The way she dies : pour l’amour d’Anna Karénine
Au croisement des langues et des cultures, le collectif TgSTan et le metteur en scène Tiago Rodrigues donnent naissance à un spectacle poétique et irradiant, qui célèbre la passion en même temps que la littérature. Un moment théâtral de pure grâce, de liberté et d’une grande créativité au Théâtre de la Bastille dans le cadre du Festival d’Automne.

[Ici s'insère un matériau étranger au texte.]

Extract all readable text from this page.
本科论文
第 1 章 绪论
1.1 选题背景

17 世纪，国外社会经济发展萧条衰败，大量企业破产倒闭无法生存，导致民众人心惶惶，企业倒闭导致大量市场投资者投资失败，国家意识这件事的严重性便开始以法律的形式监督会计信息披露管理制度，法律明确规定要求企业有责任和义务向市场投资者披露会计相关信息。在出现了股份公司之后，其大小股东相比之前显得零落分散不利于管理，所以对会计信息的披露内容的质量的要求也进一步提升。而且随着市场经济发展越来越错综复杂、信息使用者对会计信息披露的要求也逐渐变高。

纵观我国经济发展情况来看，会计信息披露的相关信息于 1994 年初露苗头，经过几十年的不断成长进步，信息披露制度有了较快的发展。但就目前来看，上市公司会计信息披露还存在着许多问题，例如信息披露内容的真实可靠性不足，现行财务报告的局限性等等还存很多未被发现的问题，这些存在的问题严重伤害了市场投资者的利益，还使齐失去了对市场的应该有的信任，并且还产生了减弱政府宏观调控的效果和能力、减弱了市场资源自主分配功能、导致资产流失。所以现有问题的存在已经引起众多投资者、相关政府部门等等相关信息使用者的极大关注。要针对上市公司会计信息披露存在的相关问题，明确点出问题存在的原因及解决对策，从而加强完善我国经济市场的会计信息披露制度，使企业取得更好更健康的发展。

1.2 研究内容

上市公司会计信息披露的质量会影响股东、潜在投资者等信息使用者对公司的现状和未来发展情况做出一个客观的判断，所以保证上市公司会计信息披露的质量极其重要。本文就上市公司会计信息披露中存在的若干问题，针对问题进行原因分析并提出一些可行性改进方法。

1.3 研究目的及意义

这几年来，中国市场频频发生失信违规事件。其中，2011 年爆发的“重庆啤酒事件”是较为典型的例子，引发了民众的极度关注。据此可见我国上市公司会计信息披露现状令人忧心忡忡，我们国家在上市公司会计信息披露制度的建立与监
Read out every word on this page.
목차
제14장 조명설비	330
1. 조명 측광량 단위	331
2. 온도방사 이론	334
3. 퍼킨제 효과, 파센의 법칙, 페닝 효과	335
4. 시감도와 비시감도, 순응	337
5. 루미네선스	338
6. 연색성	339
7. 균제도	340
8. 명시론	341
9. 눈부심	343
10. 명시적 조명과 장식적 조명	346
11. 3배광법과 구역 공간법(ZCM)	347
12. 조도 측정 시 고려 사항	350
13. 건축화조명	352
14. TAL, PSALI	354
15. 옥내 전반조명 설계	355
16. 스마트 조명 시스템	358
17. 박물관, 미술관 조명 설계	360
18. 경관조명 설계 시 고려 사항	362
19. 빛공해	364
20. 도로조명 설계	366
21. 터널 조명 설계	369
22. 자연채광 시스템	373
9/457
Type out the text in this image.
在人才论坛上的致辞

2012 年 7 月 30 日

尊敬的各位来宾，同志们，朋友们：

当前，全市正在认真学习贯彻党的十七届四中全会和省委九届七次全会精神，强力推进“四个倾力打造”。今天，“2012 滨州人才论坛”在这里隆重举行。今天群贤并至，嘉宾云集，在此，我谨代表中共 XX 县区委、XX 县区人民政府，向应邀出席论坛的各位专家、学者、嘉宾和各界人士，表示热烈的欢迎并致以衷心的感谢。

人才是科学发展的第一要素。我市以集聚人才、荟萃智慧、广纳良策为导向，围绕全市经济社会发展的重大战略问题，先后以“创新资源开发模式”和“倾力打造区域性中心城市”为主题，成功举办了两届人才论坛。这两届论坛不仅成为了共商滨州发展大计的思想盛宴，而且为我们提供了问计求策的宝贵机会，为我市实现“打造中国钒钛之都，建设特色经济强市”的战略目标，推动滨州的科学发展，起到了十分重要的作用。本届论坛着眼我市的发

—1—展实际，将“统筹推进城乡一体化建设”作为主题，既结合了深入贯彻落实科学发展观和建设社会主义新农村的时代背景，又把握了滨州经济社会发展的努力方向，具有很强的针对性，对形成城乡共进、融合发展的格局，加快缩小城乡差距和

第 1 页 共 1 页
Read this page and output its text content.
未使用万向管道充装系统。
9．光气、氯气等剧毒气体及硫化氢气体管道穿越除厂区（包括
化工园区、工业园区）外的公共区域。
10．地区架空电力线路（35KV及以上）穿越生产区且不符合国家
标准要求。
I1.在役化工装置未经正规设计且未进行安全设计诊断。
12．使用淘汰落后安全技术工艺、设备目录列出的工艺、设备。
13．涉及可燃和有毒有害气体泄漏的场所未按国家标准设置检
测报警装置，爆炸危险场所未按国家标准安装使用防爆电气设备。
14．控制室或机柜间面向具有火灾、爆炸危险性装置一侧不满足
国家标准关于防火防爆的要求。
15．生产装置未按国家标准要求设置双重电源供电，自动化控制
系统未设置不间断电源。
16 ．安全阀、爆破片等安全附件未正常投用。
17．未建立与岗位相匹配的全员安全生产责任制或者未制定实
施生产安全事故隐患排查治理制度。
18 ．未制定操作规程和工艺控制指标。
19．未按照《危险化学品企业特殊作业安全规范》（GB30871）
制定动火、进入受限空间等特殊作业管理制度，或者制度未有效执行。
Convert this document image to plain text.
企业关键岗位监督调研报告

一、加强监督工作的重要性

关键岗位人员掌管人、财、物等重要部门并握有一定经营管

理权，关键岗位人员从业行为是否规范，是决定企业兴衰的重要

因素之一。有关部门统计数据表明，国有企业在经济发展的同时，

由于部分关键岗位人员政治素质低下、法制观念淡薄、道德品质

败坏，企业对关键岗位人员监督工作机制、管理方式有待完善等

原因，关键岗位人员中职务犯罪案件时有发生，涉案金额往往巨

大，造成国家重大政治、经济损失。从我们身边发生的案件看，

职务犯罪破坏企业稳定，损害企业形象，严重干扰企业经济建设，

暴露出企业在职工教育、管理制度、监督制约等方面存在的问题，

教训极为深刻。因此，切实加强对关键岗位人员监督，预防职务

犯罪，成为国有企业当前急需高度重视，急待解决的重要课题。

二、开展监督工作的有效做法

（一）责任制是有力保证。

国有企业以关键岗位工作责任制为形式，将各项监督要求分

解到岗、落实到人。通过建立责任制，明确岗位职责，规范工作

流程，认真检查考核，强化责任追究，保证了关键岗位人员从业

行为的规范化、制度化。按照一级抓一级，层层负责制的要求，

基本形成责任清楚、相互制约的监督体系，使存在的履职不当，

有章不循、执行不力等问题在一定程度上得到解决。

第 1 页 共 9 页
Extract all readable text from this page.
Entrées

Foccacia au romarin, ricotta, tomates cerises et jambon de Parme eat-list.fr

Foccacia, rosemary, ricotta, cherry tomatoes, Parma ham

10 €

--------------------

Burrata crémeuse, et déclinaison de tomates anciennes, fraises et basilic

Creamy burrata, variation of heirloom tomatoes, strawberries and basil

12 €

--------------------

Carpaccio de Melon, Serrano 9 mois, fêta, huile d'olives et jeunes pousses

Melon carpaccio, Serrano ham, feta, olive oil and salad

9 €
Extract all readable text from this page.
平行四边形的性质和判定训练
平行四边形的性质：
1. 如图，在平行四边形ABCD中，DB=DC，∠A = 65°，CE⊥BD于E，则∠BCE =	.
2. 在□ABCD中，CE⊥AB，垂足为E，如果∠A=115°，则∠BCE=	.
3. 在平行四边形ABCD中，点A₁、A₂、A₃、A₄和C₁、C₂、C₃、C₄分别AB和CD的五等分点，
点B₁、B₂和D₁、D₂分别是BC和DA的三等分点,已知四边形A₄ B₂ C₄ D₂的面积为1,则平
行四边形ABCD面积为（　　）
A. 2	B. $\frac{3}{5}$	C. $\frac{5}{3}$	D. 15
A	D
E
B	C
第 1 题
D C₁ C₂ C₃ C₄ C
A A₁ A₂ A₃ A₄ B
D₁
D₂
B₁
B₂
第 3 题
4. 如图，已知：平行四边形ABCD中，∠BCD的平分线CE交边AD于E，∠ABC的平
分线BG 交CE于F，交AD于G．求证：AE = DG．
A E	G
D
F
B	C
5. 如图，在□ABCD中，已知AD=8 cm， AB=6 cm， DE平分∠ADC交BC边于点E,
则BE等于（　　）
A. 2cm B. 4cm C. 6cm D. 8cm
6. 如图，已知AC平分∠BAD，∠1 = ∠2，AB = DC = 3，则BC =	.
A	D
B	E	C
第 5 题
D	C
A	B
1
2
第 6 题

A la recherche d’Anna Karénine
C’est le prétexte du spectacle, 490 grammes de papier imprimé de 1021 pages, annotées par la mère du narrateur, et dont Frank Vercruyssen qui incarne le narrateur doit percer le mystère. Comprendre l’héritage de sa mère. Face à lui, son épouse, Jolente De Keersmaeker, en longue jupe rouge flamenco et body noir, la laisse s’écraser sur le sol, comme un aveu de désamour. Le couple se désagrège, et nous entrons peu à peu dans les mots de Tolstoi par la lecture des acteurs. Le désamour d’Anna pour son mari, son attirance magnétique pour son amant, ne sont jamais mimés par les acteurs. Tout se déroule comme si la vie prenait ses marques naturellement, un couple qui ne fait que cohabiter aujourd’hui, dans une certaine indifférence, beaucoup d’ironie et d’humour sombre, alors que les phrases de Tolstoi gambadent dans la neige russe, épiant, comme le faisait Flaubert pour Emma Bovary – que Rodrigues a monté- Tolstoi entrait dans la peau, dans le coeur d’Anna.
Trahisons conjugales
De l’autre coté de l’Europe, à Lisbonne, dans les années 70, un autre couple s’égratigne. Isabel Abreu flirte avec un inconnu dans une gare, alors que son conjoint Pedro Gil retrouve, au 19° siècle, Anna Karénine enveloppée dans une fourrure. Du néerlandais, on passe au portugais, traduit en français pour les spectateurs parisiens. Trahisons des langues, trahisons des coeurs, et sur le plateau les acteurs magnifiques incarnent des hommes et des femmes qui réitèrent les mêmes gestes, les mêmes situations depuis des siècles. L’ennui conjugal, l’indifférence, l’impossibilité de communiquer, puis le désir qui s’allume, déclenche la passion envahissante, qui répare l’ennui. Avec cet élan vers le nouveau, vers l’inconnu, on traverse la Russie, quand le théâtre rencontre ici la littérature, les mots et les virgules, les images, par la grâce des comédiens habités. La langue réveille les fantômes des personnages, et on se surprend à rêver, le spectacle ressemble à un film de Bergman, puis de Rivette, ou Godard, puis tout à coup nous fait voyager dans un grand mélodrame romantique. La rencontre entre les Tg Stan et Tiago Rodrigues est sacrément productive.